La voz cavernosa de Huvlav entonó una canción repetida como un mantra en las reuniones de la Asamblea: «Rusia hundió nuestro honor bajo tierra. Aniquiló nuestra esperanza…, cien años de opresión ya son suficientes. Este es el momento en el que van a morir…, van a morir…, van a morir…». Slatan asintió.

—Ahora tienes que irte —añadió, como si el tiempo de terapia de psicoanalista hubiese terminado y tuviese que abonar la sesión en la salida.

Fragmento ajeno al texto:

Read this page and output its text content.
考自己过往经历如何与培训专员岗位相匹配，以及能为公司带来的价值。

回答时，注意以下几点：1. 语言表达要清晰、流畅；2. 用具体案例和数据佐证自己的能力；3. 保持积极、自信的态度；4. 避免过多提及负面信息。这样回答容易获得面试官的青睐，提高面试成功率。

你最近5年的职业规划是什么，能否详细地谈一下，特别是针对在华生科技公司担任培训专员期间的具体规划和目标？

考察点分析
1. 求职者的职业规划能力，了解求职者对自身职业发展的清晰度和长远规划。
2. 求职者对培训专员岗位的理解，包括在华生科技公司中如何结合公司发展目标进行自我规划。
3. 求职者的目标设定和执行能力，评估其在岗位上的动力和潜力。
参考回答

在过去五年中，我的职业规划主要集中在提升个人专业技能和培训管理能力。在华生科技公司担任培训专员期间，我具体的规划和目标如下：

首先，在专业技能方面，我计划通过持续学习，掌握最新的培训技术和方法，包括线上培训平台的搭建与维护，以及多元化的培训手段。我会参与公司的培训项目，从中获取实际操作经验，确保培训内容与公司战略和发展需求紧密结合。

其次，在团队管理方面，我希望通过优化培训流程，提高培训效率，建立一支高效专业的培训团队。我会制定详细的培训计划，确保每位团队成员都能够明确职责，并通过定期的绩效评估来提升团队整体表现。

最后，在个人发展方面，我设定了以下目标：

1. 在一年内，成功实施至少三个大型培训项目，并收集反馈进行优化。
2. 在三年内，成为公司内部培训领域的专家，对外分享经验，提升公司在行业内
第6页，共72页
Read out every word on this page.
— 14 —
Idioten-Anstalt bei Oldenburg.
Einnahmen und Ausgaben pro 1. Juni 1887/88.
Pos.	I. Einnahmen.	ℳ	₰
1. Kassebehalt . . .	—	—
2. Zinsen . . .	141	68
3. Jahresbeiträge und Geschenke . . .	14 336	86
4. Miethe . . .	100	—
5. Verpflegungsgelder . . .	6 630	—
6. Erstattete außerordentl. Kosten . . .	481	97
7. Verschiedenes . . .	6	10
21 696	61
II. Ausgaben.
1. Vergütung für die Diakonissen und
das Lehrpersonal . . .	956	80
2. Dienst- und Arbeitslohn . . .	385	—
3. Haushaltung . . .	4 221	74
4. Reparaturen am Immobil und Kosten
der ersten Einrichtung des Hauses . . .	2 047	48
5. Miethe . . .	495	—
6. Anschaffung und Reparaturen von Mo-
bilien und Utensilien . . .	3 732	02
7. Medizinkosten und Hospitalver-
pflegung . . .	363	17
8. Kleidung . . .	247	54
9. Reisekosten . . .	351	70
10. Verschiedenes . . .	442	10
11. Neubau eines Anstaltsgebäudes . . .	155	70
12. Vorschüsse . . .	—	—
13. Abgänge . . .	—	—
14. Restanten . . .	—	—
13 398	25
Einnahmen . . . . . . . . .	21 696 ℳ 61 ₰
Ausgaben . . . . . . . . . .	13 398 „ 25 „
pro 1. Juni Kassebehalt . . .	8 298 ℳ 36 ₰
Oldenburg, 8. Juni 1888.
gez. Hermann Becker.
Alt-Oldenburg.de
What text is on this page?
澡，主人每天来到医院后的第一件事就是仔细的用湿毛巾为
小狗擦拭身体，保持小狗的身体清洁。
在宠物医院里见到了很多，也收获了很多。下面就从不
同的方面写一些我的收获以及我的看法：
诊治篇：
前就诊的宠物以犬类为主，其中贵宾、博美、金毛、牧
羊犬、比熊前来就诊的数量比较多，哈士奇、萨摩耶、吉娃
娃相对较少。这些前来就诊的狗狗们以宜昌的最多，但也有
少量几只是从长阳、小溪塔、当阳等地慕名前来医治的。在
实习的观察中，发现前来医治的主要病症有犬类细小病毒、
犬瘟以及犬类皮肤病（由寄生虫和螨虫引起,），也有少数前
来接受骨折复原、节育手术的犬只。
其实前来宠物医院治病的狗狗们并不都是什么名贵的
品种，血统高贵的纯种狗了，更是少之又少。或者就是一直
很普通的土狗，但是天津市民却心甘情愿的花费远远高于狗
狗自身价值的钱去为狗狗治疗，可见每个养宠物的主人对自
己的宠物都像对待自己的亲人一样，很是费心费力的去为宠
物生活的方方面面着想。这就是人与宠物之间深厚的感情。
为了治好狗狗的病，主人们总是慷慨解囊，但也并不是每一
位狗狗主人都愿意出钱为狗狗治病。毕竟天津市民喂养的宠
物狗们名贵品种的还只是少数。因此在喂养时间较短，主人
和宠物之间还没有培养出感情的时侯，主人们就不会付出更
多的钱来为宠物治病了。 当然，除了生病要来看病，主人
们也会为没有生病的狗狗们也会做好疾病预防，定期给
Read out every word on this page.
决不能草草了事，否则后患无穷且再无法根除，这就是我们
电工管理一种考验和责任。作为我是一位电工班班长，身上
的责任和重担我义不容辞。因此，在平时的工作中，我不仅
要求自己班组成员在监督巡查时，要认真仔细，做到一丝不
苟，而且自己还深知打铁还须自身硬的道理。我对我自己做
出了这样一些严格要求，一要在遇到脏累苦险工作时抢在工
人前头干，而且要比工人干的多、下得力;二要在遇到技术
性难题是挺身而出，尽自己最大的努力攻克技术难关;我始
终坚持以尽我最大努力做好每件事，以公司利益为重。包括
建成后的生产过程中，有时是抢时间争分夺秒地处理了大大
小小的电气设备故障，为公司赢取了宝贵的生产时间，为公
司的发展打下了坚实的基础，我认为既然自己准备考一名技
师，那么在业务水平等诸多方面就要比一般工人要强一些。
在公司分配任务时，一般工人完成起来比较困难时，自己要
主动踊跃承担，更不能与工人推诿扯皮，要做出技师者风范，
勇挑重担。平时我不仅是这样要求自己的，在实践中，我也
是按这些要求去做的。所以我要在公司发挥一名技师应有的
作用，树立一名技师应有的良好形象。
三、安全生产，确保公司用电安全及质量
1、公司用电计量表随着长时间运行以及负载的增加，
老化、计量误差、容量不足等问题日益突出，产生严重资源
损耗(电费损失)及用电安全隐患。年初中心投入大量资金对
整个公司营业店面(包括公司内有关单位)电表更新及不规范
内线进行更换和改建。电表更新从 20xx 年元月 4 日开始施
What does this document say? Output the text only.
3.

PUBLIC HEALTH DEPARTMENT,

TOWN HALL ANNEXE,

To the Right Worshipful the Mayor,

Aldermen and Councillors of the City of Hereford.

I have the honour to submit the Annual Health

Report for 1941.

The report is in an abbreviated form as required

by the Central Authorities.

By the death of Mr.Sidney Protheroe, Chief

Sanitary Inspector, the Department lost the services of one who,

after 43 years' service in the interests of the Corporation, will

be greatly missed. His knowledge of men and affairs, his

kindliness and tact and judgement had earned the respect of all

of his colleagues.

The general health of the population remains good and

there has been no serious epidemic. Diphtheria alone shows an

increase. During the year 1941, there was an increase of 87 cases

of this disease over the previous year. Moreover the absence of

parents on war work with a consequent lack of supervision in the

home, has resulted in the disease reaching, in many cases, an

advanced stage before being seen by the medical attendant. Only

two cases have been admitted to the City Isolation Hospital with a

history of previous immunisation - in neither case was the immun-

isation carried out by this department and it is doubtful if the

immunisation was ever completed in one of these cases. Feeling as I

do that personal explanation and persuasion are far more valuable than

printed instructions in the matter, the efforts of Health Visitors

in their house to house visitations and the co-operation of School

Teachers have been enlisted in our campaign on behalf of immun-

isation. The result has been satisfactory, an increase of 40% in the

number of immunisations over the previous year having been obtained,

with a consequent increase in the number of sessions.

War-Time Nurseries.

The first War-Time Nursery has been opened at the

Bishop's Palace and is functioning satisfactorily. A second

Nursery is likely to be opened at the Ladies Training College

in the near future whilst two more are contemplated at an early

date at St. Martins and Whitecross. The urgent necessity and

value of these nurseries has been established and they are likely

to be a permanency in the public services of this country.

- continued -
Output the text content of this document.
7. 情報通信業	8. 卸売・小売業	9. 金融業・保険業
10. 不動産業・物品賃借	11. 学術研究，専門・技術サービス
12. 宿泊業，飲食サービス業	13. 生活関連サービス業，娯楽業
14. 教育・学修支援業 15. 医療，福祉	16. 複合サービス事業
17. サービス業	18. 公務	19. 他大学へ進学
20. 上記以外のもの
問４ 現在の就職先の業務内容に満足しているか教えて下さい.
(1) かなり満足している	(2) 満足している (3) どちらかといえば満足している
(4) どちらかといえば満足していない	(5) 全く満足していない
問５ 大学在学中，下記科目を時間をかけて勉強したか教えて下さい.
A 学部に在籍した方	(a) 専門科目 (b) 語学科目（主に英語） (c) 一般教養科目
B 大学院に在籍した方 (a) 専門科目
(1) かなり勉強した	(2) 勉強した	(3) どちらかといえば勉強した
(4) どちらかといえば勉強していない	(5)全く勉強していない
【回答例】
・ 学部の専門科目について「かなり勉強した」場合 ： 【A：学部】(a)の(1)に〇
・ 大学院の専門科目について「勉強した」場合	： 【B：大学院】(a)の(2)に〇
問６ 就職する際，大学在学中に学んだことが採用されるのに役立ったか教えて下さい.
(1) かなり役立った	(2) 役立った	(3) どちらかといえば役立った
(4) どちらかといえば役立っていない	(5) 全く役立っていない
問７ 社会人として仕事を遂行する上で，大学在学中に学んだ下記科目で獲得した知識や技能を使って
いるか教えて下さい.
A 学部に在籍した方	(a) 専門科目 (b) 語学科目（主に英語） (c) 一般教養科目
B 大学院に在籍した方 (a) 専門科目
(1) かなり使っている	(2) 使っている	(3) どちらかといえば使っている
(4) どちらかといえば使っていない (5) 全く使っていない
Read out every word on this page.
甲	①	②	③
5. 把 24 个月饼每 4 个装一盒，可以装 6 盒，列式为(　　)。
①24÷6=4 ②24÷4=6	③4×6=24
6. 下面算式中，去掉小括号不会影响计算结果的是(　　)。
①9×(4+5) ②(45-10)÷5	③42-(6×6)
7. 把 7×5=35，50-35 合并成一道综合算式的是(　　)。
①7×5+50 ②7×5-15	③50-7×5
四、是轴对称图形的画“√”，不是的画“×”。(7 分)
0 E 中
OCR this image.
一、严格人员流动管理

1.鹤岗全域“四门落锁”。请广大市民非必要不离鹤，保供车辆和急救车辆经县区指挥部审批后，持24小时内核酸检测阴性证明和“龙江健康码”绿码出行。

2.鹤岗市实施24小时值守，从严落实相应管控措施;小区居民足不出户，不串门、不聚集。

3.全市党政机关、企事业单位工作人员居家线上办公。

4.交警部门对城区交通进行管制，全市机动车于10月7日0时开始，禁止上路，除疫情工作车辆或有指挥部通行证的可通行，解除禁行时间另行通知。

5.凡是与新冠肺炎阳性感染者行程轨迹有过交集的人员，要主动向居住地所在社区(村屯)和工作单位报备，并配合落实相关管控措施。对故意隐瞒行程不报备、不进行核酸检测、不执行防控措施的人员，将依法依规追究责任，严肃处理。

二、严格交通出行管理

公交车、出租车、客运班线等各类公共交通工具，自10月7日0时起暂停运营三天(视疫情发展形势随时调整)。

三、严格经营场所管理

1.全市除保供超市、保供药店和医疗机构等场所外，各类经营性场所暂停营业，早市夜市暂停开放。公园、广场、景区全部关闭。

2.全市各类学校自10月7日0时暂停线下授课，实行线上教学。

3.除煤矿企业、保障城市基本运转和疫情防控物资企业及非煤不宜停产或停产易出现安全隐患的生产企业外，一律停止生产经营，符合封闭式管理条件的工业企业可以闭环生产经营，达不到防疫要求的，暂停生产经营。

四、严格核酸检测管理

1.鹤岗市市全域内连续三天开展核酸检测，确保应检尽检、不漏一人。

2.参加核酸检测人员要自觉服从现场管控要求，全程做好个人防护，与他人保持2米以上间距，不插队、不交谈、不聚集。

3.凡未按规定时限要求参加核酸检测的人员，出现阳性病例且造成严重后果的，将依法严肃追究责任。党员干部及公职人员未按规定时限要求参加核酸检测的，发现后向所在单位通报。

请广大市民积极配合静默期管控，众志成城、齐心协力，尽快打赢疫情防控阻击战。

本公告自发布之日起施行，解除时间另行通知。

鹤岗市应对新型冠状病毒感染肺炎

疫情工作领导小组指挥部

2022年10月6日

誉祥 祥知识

Slatan asintió y se vistió en silencio. En la puerta se cruzó con otro hombre que entraba en la misma habitación a disfrutar de su media hora de terapia patriótica. Una cicatriz brutal le cruzaba la cara separando el rostro en dos hemisferios. Como un puzle cuyos bordes no encajasen entre sí. No era la primera vez que Slatan veía ese tipo de cicatrices. Las bombas de racimo prohibidas en 1994 por Naciones Unidas y que el ejército soviético seguía usando contra la población civil ocasionaban malformaciones. La metralla levantaba la carne como cecina tierna y la quemaba. Probablemente, aquel hombre era otro Mártir de Instalood. Quizá cada diez minutos un nuevo terrorista suicida entrase en la habitación cuarenta y uno del hotel Emperator para que le instalaran un chaleco cargado de amonal. Como una cadena de montaje donde un operario ajustase piezas sueltas sin saber exactamente qué máquina resultaría al final. Qué aparato logístico y frío apresuraría la muerte ajena.

Dos horas después, en la intimidad de casa, las dudas seguían taladrando obsesivamente su cerebro: ¿Por qué no se depiló en casa? ¿Por qué mamá no supo mantener la boca cerrada? ¿Por qué papá llevaba cucuruchos de stracciatella al cementerio? ¿Por qué un padre tenía que sobrevivir a la muerte de su hijo? La cinta americana se desprendió por tercera vez de su pecho arrancándole caracolas oscuras de pelo. Así fue.